Em audição parlamentar, na sequência de um requerimento do PSD para debater o Plano Nacional de Segurança da Aviação Civil, Luís Ribeiro referiu ter recebido a indicação de que o futuro diploma de registo de drones pode incluir medidas para obrigar as “gestoras de infraestruturas, com determinada dimensão, a adaptar medidas de proteção contra incursões de drones nos corredores aéreos”.
 
Em Portugal, este sistema para impedir a passagem de drones foi utilizado por militares durante a visita do papa e são necessárias “bastantes cautelas antes de ser implementada a nível civil”, defendeu Luís Ribeiro, que afirmou que a ANAC quer “ver como essa solução legislativa é implementada”.
 
Testes pilotos decorrem em alguns aeroportos, assinalou o regulador, recordando que em Ponte de Sor fabricantes avançaram também com testes, com a presença de várias entidades para verificar o sistema anti-incursão.
 
“E os resultados que tivemos apontam para diferenças substanciais no desempenho e na utilidade dos vários sistemas consoante o cenário e a entidade que o procura”, referiu o presidente da ANAC aos deputados, referindo que alguns equipamentos “fazem uma espécie de efeito bolha numa área muito pequena”, e outros que parecem uma pistola que obriga o drone a baixar a altitude.
 
Em Lisboa, a zona de uso do sistema poderia ir desde o aeroporto de Lisboa até meio da ponte 25 de Abril, sobre o rio Tejo, e envolver equipamentos com desempenho “quase militar”.
 
Com os dados fornecidos pela Anacom, a ANAC sublinhou possíveis efeitos da utilização dos sistemas de “ruído eletrónico” para travar drones quando apontados para a baixa de Lisboa, já que podem estar em causa desde uma “breve interrupção do sinal de televisão a uma interrupção numa máquina que faz suporte de vida a um doente”. Luís Ribeiro lembrou ainda que não há certificação destes sistemas, por isso a “implementação de um regime pioneiro deve ser tomada com muito cuidado e com toda esta abrangência”.
 
O dirigente da ANAC acrescentou outras questões por responder atualmente como qual a “responsabilização de quem decide acionar aquele sistema, se tem que ser uma força da autoridade ou o gestor da infraestrutura”. Sobre o Plano Nacional de Segurança da Aviação Civil, Luís Ribeiro informou que o grupo de trabalho da ANAC e forças de segurança entregou a sua proposta ao Governo em dezembro de 2017, tendo o deputado socialista António Gameiro informado, nesta audição, que o Governo está a “ponderar o plano” e que no verão poderá surgir a sua conclusão.
 
O parlamentar lembrou a aprovação das regras europeias para os ‘drones’, pelo que não faria sentido avançar antes com o diploma legal e depois proceder a adaptações.

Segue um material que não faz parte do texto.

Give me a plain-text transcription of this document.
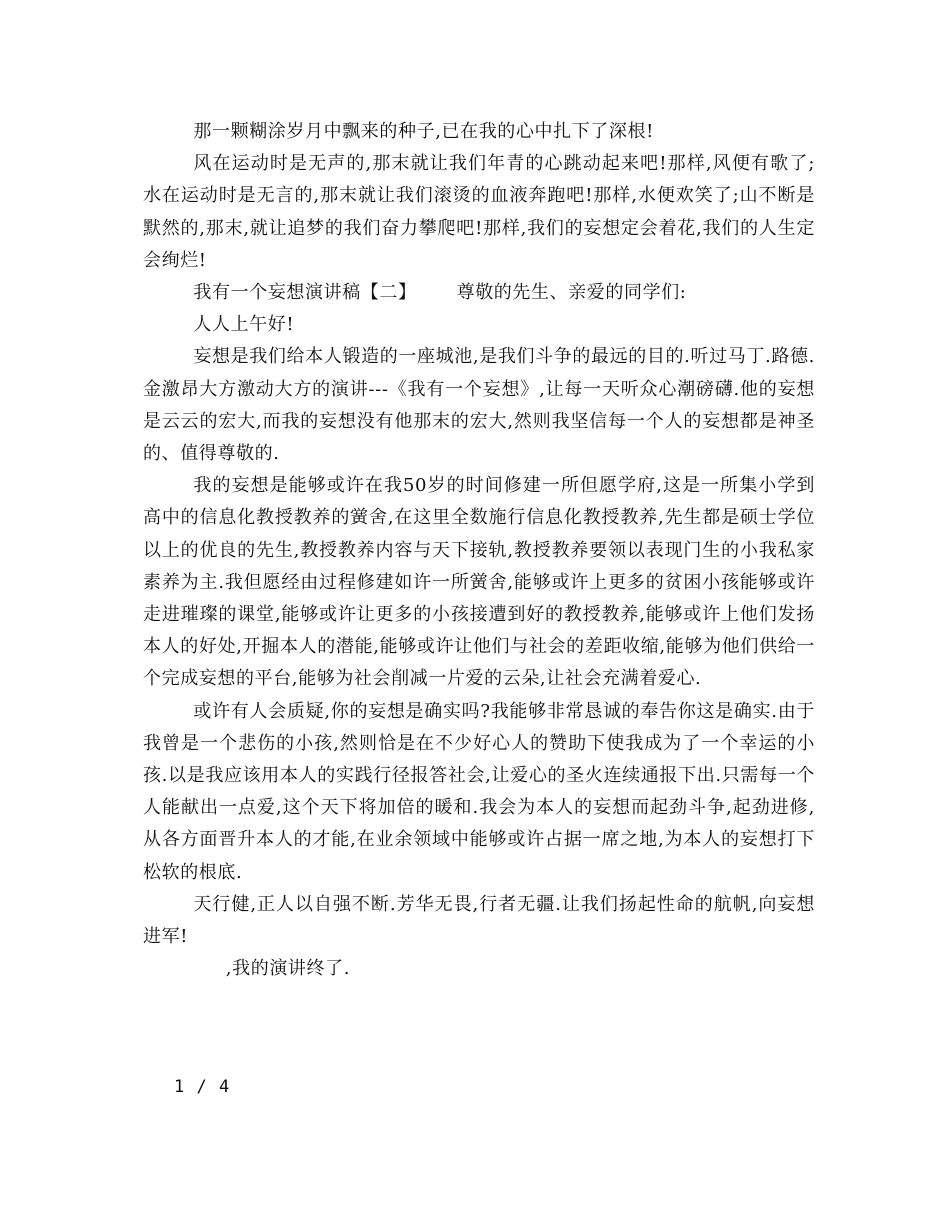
那一颗糊涂岁月中飘来的种子,已在我的心中扎下了深根!

风在运动时是无声的,那末就让我们年青的心跳动起来吧!那样,风便有歌了;水在运动时是无言的,那末就让我们滚烫的血液奔跑吧!那样,水便欢笑了;山不断是默然的,那末,就让追梦的我们奋力攀爬吧!那样,我们的妄想定会着花,我们的人生定会绚烂!

我有一个妄想演讲稿【二】 尊敬的先生、亲爱的同学们:

人人上午好!

妄想是我们给本人锻造的一座城池,是我们斗争的最远的目的.听过马丁.路德.金激昂大方激动大方的演讲---《我有一个妄想》,让每一天听众心潮磅礴.他的妄想是云云的宏大,而我的妄想没有他那末的宏大,然则我坚信每一个人的妄想都是神圣的、值得尊敬的.

我的妄想是能够或许在我50岁的时间修建一所但愿学府,这是一所集小学到高中的信息化教授教养的黉舍,在这里全数施行信息化教授教养,先生都是硕士学位以上的优良的先生,教授教养内容与天下接轨,教授教养要领以表现门生的小我私家素养为主.我但愿经由过程修建如许一所黉舍,能够或许上更多的贫困小孩能够或许走进璀璨的课堂,能够或许让更多的小孩接遭到好的教授教养,能够或许上他们发扬本人的好处,开掘本人的潜能,能够或许让他们与社会的差距收缩,能够为他们供给一个完成妄想的平台,能够为社会削减一片爱的云朵,让社会充满着爱心.

或许有人会质疑,你的妄想是确实吗?我能够非常恳诚的奉告你这是确实.由于我曾是一个悲伤的小孩,然则恰是在不少好心人的赞助下使我成为了一个幸运的小孩.以是我应该用本人的实践行径报答社会,让爱心的圣火连续通报下出.只需每一个人能献出一点爱,这个天下将加倍的暖和.我会为本人的妄想而起劲斗争,起劲进修,从各方面晋升本人的才能,在业余领域中能够或许占据一席之地,为本人的妄想打下松软的根底.

天行健,正人以自强不断.芳华无畏,行者无疆.让我们扬起性命的航帆,向妄想进军!

,我的演讲终了.

1 / 4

Luís Ribeiro recusou qualquer ligação entre a substituição do atual plano com tentativas de imigração ilegal no aeroporto de Lisboa, classificando estes casos como de matéria de segurança nacional. “Não temos conhecimento que haja qualquer ligação entre as questões o Plano Nacional de Segurança e as tentativas de imigração recentes no aeroporto de Lisboa”, garantiu. O novo plano terá a forma de decreto-lei, por prever uma “moldura contraordenacional dos atos de tentativa de violação da segurança da aviação civil”.